Recently we met another girl, quite possibly our unicorn...


My question is why are you making long term commitment and wedding plans (or inquiries) with a woman you have known such a very short time? My experience of longer term realtionshps is that when allowed to develop slowly and in their own time, everyone finds a way to make "being together" happen. Her impending deportation is years away, yet you've only recently met. Perhaps it's just my way of proceeding, but I'd be asking myself why the urgency to jump through so many hoops for two people who are relatively new to my life.
 
I was wondering the same thing.

Especially since one partner sounds like a ldr. You can email, text, Skype, talk on the phone until you are blue in the face but you still do not know them.
 
I am not making the commitment right now (and I have not just met her yesterday either, I apologize if I implied that anywhere), I am just learning the landscape. The process will take a long time to see through (this isn't something we'll be able to drop off at the courthouse and wait for things to come in the mail) and any miss-steps now can lead to the whole thing falling apart later. Same for anything happening out of sequence. For example, if I have any kind of wedding ceremony later and anyone posts of Facebook about it and tags us.. Anyway, yes, this is not something that is happening tomorrow, whatever 'this' turns out to be
 
Wow, what happens if you and the local (fake wedding) wife die? And her family is convinced that the marriage was real, and gets in a legal battle with the immigrant wife? You wil have made things far worse for her by faking the marriage to the local partner.

Bottom line-- talk to a lawyer, work out what you really want to do to protect the people you love. Then ask the lawyer how much you will muck things up by arranging for the fake wedding.
 
No clue why she would want citizenship here. If she maintains it and the situation changes, she is now a part of the double tax club like the rest of us.
The fee for dropping citizenship just more than quadrupled, plus they demand a "little" chunk of your pay 5 years to the day before you drop said citizenship.
May want to ask her if it's worth it. I personally think it's not and it is much harder and more expensive to leave the US, if it doesn't work out.
 
You are playing with fire. For all the reasons already mentioned and more.

I am a US citizen who married a non-citizen. Yes, they do look closely.

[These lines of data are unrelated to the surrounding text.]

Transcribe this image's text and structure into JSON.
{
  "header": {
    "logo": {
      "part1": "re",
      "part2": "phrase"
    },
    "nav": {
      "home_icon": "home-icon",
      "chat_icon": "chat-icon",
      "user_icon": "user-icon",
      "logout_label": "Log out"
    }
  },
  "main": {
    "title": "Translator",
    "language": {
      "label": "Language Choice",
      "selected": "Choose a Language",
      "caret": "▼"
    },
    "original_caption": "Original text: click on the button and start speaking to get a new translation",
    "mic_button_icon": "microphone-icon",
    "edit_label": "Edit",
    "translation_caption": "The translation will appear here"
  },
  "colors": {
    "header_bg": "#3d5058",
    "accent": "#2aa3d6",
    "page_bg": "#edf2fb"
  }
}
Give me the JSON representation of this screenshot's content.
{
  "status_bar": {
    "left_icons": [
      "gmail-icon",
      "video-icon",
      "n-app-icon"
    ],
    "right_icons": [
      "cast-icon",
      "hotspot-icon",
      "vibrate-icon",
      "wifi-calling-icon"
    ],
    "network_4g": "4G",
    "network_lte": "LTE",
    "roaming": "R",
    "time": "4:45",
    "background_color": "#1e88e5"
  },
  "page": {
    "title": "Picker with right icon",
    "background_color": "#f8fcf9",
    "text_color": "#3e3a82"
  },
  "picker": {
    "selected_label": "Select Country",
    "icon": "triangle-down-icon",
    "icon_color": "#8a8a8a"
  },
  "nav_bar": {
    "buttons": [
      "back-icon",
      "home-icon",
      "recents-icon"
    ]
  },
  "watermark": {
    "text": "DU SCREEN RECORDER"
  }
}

Yes, they do ask all kinds of questions. Yes, they do investigate. Yes, they are looking for fraud. I also have a close acquaintance (siblings' best friend) who did marry someone to get him a visa, and was caught. She only escaped some major legal consequences because of her very young age at the time. I would strongly advise you not to play games with immigration.

Staging a fake wedding and lying to your girlfriend's entire extended family? REALLY bad idea. Even small lies have a way of coming out, and there are various times and places you will have to show your legal marriage certificate--which of course you won't have. Sooner or later, this will come out, and then they'll be upset not only that you didn't marry her, but that you both lied to them, AND that you staged such an elaborate lie.

I cannot emphasize enough: LIES HAVE A WAY OF COMING OUT. THEY WILL FIND OUT SOONER OR LATER. You simply cannot hide a lie of this magnitude forever. Probably not even for very long. Especially when you're going to be living with and legally married to another woman.

My question (sorry if it's in the press of words somewhere, but I didn't see it) is, how long have you known this other woman? Have you spent a great deal of time with her in person? Is it a LDR?

Are you aware that very few poly relationships last beyond the 5 year mark? The average is only about 2.5 years. It's another thing to consider very seriously before you start involving immigration and staging elaborate productions to fool her entire extended family, and presumably all her friends, co-workers, neighbors, acquaintances, etc.
 
Also in general I wouldn't even try to appease the 'very Christian' family in general. I believe the saying "you can't always get what you want", applies. They are already mad about other things regarding your relationship with their daughter. They were going to find some more doctrine you're breaking and wave it in your face. It's not going to let up.
At this point it's hard not to tag on her case either, someone already has pointed it out.
From the info given I don't believe that's going to last. Can only guess you're the same or of similar beliefs, just in the really lax category.